Politics is not a game, no matter how easy it is to treat it like one. What the hell good is a government that would let its citizens die when they don’t need to die? Health care is outrageously expensive and poor people can’t afford it and their employers will do cartwheels on a cliffside to avoid offering it. Obstructing access to health insurance, even a tiny bit, is cowardly and selfish and will lead to deaths, deaths reported in passing in local newspapers, deaths of friends of friends and people you stopped seeing at the bus stop. Republicans are right now planning to cut Medicaid — that’s the one that keeps poor people from dying — by $880 billion. That’s an unapologetic fuck-you to, well, everybody, but mostly states like West Virginia, where almost every third citizen is on Medicaid and where a majority of voters are constituents of those same Republicans pushing to sink health care.

“Obstructing access to health insurance, even a tiny bit, is cowardly and selfish and will lead to deaths, deaths reported in passing in local newspapers, deaths of friends of friends and people you stopped seeing at the bus stop.”

But that doesn’t matter to the White House, somehow, because the nonpartisan estimate is wrong, and therefore worthless. And that talking point will evolve. Soon there will be a new institutional lie designed to make people think it’s morally acceptable for their fellow Americans to get sick and die without doctors.

The Affordable Care Act was not ideal. There were big problems. It was confusing, complicated, too expensive for lots of regular people. But conservatives tend to purposely conflate their visceral hatred for Obama with hatred for the things he did, refusing to interrogate whether that hatred is grounded in any facts or reason. Hatred for the Affordable Care Act is mostly an emotional reaction, egged on by conservative media, to the notion of being ordered around by an elite. But the fact is that the mandate to get health care was morally necessary. It kept people alive, something government is supposed to give a shit about.

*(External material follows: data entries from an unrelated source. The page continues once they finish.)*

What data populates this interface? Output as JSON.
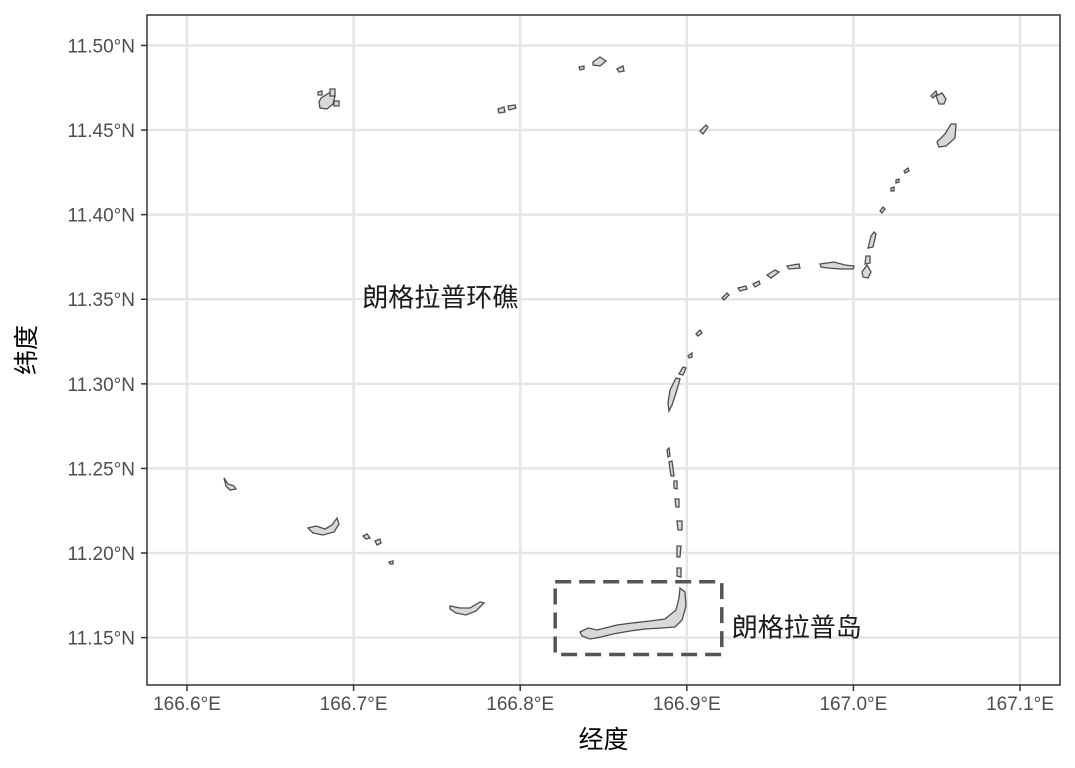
{
  "map": {
    "xlabel": "经度",
    "ylabel": "纬度",
    "x_ticks": [
      "166.6°E",
      "166.7°E",
      "166.8°E",
      "166.9°E",
      "167.0°E",
      "167.1°E"
    ],
    "x_tick_values": [
      166.6,
      166.7,
      166.8,
      166.9,
      167.0,
      167.1
    ],
    "y_ticks": [
      "11.15°N",
      "11.20°N",
      "11.25°N",
      "11.30°N",
      "11.35°N",
      "11.40°N",
      "11.45°N",
      "11.50°N"
    ],
    "y_tick_values": [
      11.15,
      11.2,
      11.25,
      11.3,
      11.35,
      11.4,
      11.45,
      11.5
    ],
    "xlim": [
      166.576,
      167.124
    ],
    "ylim": [
      11.122,
      11.518
    ],
    "labels": {
      "atoll": "朗格拉普环礁",
      "island": "朗格拉普岛"
    },
    "atoll_label_position": {
      "lon": 166.752,
      "lat": 11.35
    },
    "island_label_position": {
      "lon": 166.927,
      "lat": 11.155
    },
    "highlight_box": {
      "lon": [
        166.821,
        166.921
      ],
      "lat": [
        11.14,
        11.183
      ]
    },
    "colors": {
      "land_fill": "#d9d9d9",
      "land_outline": "#4d4d4d",
      "grid": "#e5e5e5",
      "box_outline": "#555555"
    },
    "grid": true
  }
}
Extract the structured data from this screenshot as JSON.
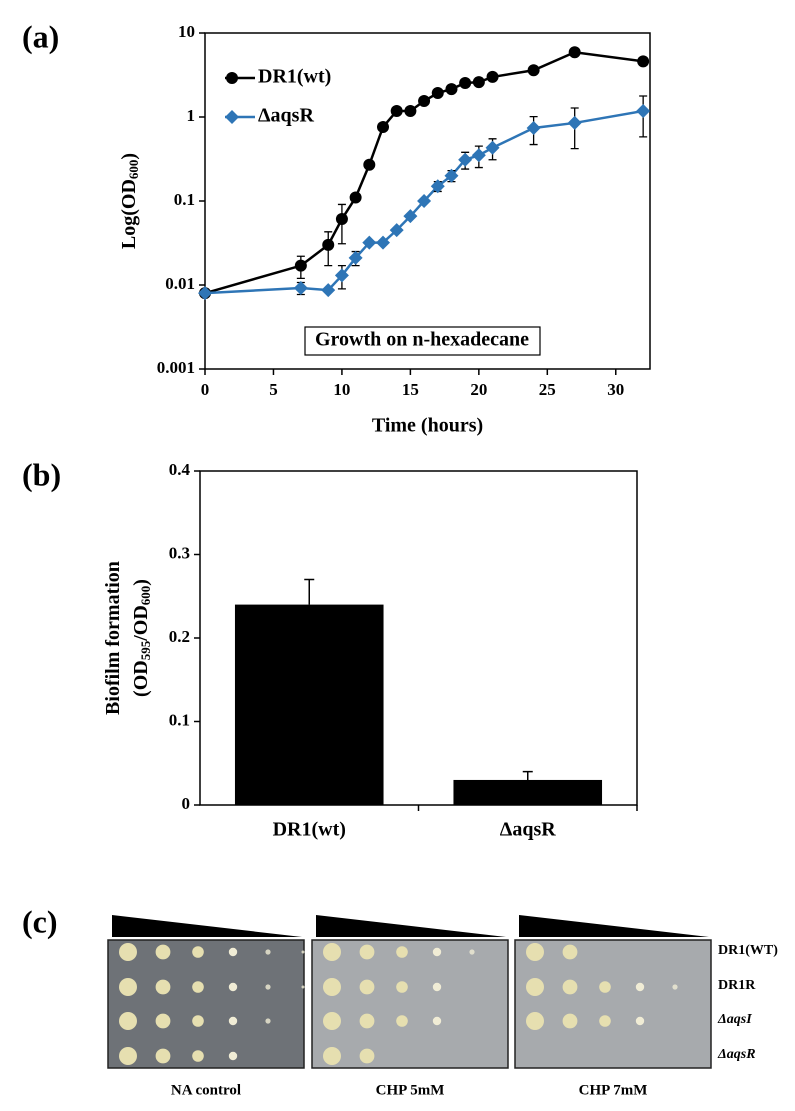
{
  "chart_data": [
    {
      "type": "line",
      "panel": "(a)",
      "log_y": true,
      "xlabel": "Time (hours)",
      "ylabel": [
        "Log(OD",
        "600",
        ")"
      ],
      "annotation": "Growth on n-hexadecane",
      "xlim": [
        0,
        32.5
      ],
      "xticks": [
        0,
        5,
        10,
        15,
        20,
        25,
        30
      ],
      "ylim": [
        0.001,
        10
      ],
      "yticks": [
        0.001,
        0.01,
        0.1,
        1,
        10
      ],
      "legend": "upper left",
      "series": [
        {
          "name": "DR1(wt)",
          "color": "#000000",
          "marker": "circle",
          "x": [
            0,
            7,
            9,
            10,
            11,
            12,
            13,
            14,
            15,
            16,
            17,
            18,
            19,
            20,
            21,
            24,
            27,
            32
          ],
          "values": [
            0.008,
            0.017,
            0.03,
            0.061,
            0.11,
            0.27,
            0.76,
            1.18,
            1.18,
            1.55,
            1.93,
            2.15,
            2.54,
            2.6,
            3.0,
            3.6,
            5.9,
            4.6
          ],
          "errors": [
            null,
            0.005,
            0.013,
            0.03,
            null,
            null,
            null,
            null,
            null,
            null,
            null,
            null,
            null,
            null,
            null,
            null,
            null,
            null
          ]
        },
        {
          "name": "ΔaqsR",
          "color": "#2e75b6",
          "marker": "diamond",
          "x": [
            0,
            7,
            9,
            10,
            11,
            12,
            13,
            14,
            15,
            16,
            17,
            18,
            19,
            20,
            21,
            24,
            27,
            32
          ],
          "values": [
            0.008,
            0.0092,
            0.0087,
            0.013,
            0.021,
            0.032,
            0.032,
            0.045,
            0.066,
            0.1,
            0.15,
            0.2,
            0.31,
            0.35,
            0.43,
            0.74,
            0.85,
            1.18
          ],
          "errors": [
            null,
            0.0015,
            null,
            0.004,
            0.004,
            null,
            null,
            null,
            null,
            null,
            0.02,
            0.03,
            0.07,
            0.1,
            0.12,
            0.27,
            0.43,
            0.6
          ]
        }
      ]
    },
    {
      "type": "bar",
      "panel": "(b)",
      "ylabel": [
        "Biofilm formation",
        "(OD",
        "595",
        "/OD",
        "600",
        ")"
      ],
      "categories": [
        "DR1(wt)",
        "ΔaqsR"
      ],
      "values": [
        0.24,
        0.03
      ],
      "errors": [
        0.03,
        0.01
      ],
      "color": "#000000",
      "ylim": [
        0,
        0.4
      ],
      "yticks": [
        0,
        0.1,
        0.2,
        0.3,
        0.4
      ]
    }
  ],
  "plates": {
    "panel": "(c)",
    "conditions": [
      "NA control",
      "CHP 5mM",
      "CHP 7mM"
    ],
    "strains": [
      "DR1(WT)",
      "DR1R",
      "ΔaqsI",
      "ΔaqsR"
    ]
  }
}
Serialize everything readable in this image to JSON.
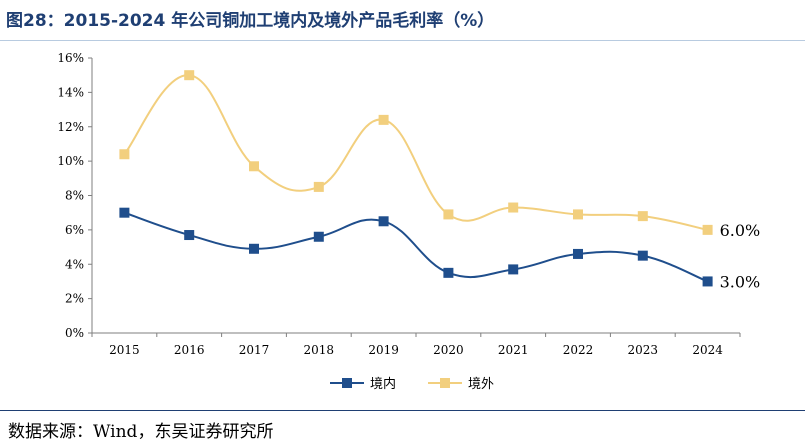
{
  "title": "图28：2015-2024 年公司铜加工境内及境外产品毛利率（%）",
  "source": "数据来源：Wind，东吴证券研究所",
  "chart_data": {
    "type": "line",
    "title": "2015-2024 年公司铜加工境内及境外产品毛利率（%）",
    "xlabel": "",
    "ylabel": "",
    "categories": [
      "2015",
      "2016",
      "2017",
      "2018",
      "2019",
      "2020",
      "2021",
      "2022",
      "2023",
      "2024"
    ],
    "ylim": [
      0,
      16
    ],
    "yticks": [
      0,
      2,
      4,
      6,
      8,
      10,
      12,
      14,
      16
    ],
    "ytick_labels": [
      "0%",
      "2%",
      "4%",
      "6%",
      "8%",
      "10%",
      "12%",
      "14%",
      "16%"
    ],
    "grid": false,
    "legend_position": "bottom",
    "series": [
      {
        "name": "境内",
        "color": "#1f4e8c",
        "marker": "square",
        "values": [
          7.0,
          5.7,
          4.9,
          5.6,
          6.5,
          3.5,
          3.7,
          4.6,
          4.5,
          3.0
        ]
      },
      {
        "name": "境外",
        "color": "#f2cf7e",
        "marker": "square",
        "values": [
          10.4,
          15.0,
          9.7,
          8.5,
          12.4,
          6.9,
          7.3,
          6.9,
          6.8,
          6.0
        ]
      }
    ],
    "annotations": [
      {
        "series": "境外",
        "category": "2024",
        "text": "6.0%"
      },
      {
        "series": "境内",
        "category": "2024",
        "text": "3.0%"
      }
    ]
  }
}
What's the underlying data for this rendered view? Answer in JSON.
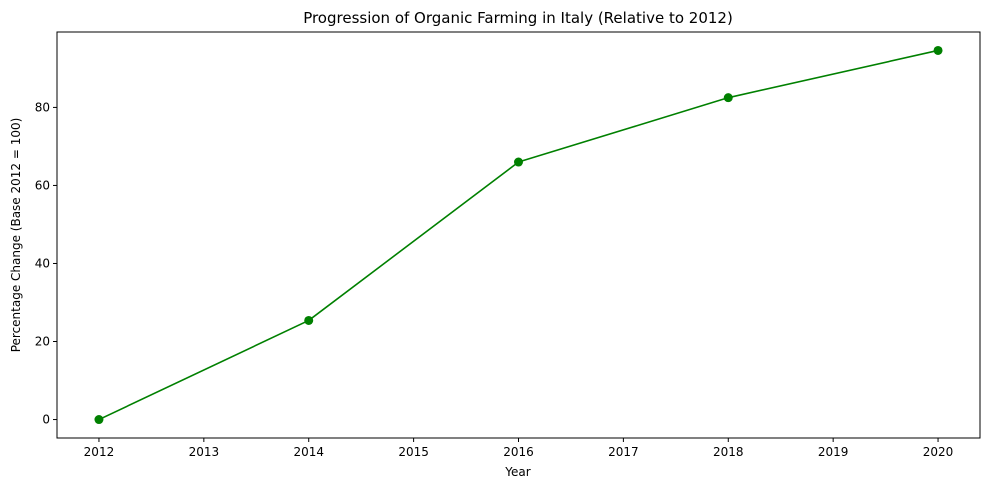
{
  "chart_data": {
    "type": "line",
    "title": "Progression of Organic Farming in Italy (Relative to 2012)",
    "xlabel": "Year",
    "ylabel": "Percentage Change (Base 2012 = 100)",
    "x": [
      2012,
      2014,
      2016,
      2018,
      2020
    ],
    "series": [
      {
        "values": [
          0,
          25.4,
          66.0,
          82.5,
          94.6
        ]
      }
    ],
    "xticks": [
      "2012",
      "2013",
      "2014",
      "2015",
      "2016",
      "2017",
      "2018",
      "2019",
      "2020"
    ],
    "yticks": [
      "0",
      "20",
      "40",
      "60",
      "80"
    ],
    "xlim": [
      2011.6,
      2020.4
    ],
    "ylim": [
      -4.73,
      99.33
    ],
    "grid": false,
    "line_color": "#008000",
    "marker": "circle"
  }
}
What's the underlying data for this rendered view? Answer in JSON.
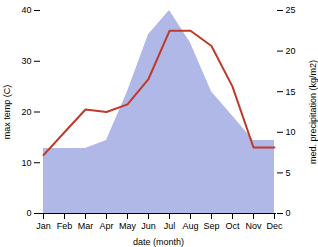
{
  "chart_data": {
    "type": "line",
    "categories": [
      "Jan",
      "Feb",
      "Mar",
      "Apr",
      "May",
      "Jun",
      "Jul",
      "Aug",
      "Sep",
      "Oct",
      "Nov",
      "Dec"
    ],
    "xlabel": "date (month)",
    "ylabel": "max temp (C)",
    "y2label": "med. precipitation (kg/m2)",
    "ylim": [
      0,
      40
    ],
    "yticks": [
      0,
      10,
      20,
      30,
      40
    ],
    "y2lim": [
      0,
      25
    ],
    "y2ticks": [
      0,
      5,
      10,
      15,
      20,
      25
    ],
    "series": [
      {
        "type": "area",
        "axis": "y2",
        "color": "#b0b8e8",
        "values": [
          8.0,
          8.0,
          8.0,
          9.0,
          15.0,
          22.0,
          25.0,
          21.0,
          15.0,
          12.0,
          9.0,
          9.0
        ]
      },
      {
        "type": "line",
        "color": "#c0392b",
        "values": [
          11.5,
          16.0,
          20.5,
          20.0,
          21.5,
          26.5,
          36.0,
          36.0,
          33.0,
          25.0,
          13.0,
          13.0
        ]
      }
    ]
  }
}
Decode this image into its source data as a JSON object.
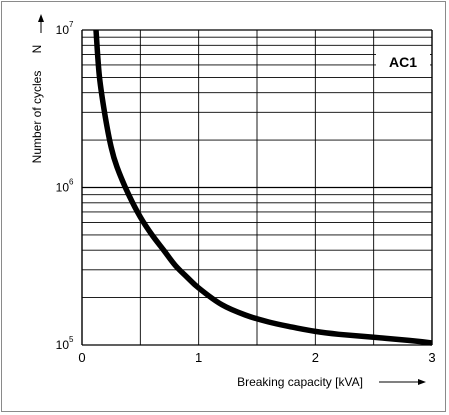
{
  "chart_data": {
    "type": "line",
    "xlabel": "Breaking capacity [kVA]",
    "ylabel": "Number of cycles",
    "y_axis_symbol": "N",
    "legend_label": "AC1",
    "legend_placement": "top-right",
    "y_scale": "log",
    "x_range": [
      0,
      3
    ],
    "y_range": [
      100000,
      10000000
    ],
    "grid": true,
    "x_ticks": [
      "0",
      "1",
      "2",
      "3"
    ],
    "y_ticks": [
      {
        "base": "10",
        "exp": "5"
      },
      {
        "base": "10",
        "exp": "6"
      },
      {
        "base": "10",
        "exp": "7"
      }
    ],
    "series": [
      {
        "x": [
          0.12,
          0.15,
          0.2,
          0.25,
          0.3,
          0.4,
          0.5,
          0.6,
          0.7,
          0.8,
          0.9,
          1.0,
          1.2,
          1.4,
          1.6,
          1.8,
          2.0,
          2.2,
          2.5,
          2.8,
          3.0
        ],
        "y": [
          10000000,
          5000000,
          2800000,
          1800000,
          1350000,
          900000,
          650000,
          500000,
          400000,
          320000,
          270000,
          230000,
          180000,
          155000,
          140000,
          130000,
          122000,
          117000,
          112000,
          107000,
          103000
        ]
      }
    ],
    "colors": {
      "line": "#000000",
      "grid": "#000000"
    }
  }
}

The notion that people will “choose” between their monthly insurance premium and owning a smartphone is a ludicrous false equivalency based on relative cost alone (I recently spent five iPhones on stitches). But it’s also a malicious mutation of the lie that the poor choose poverty. Choosing between health care and anything is not a real choice. Going to the doctor is part of staying alive, not part of our discretionary spending habits. The freedom to opt out of health care is not like the freedom to abuse alcohol or smoke cigarettes after we’ve abused enough alcohol. It’s the freedom to run into a wall painted by Wile E. Coyote. We should be able to choose what kind of medical care we need, but we shouldn’t ever have to pretend we don’t need it.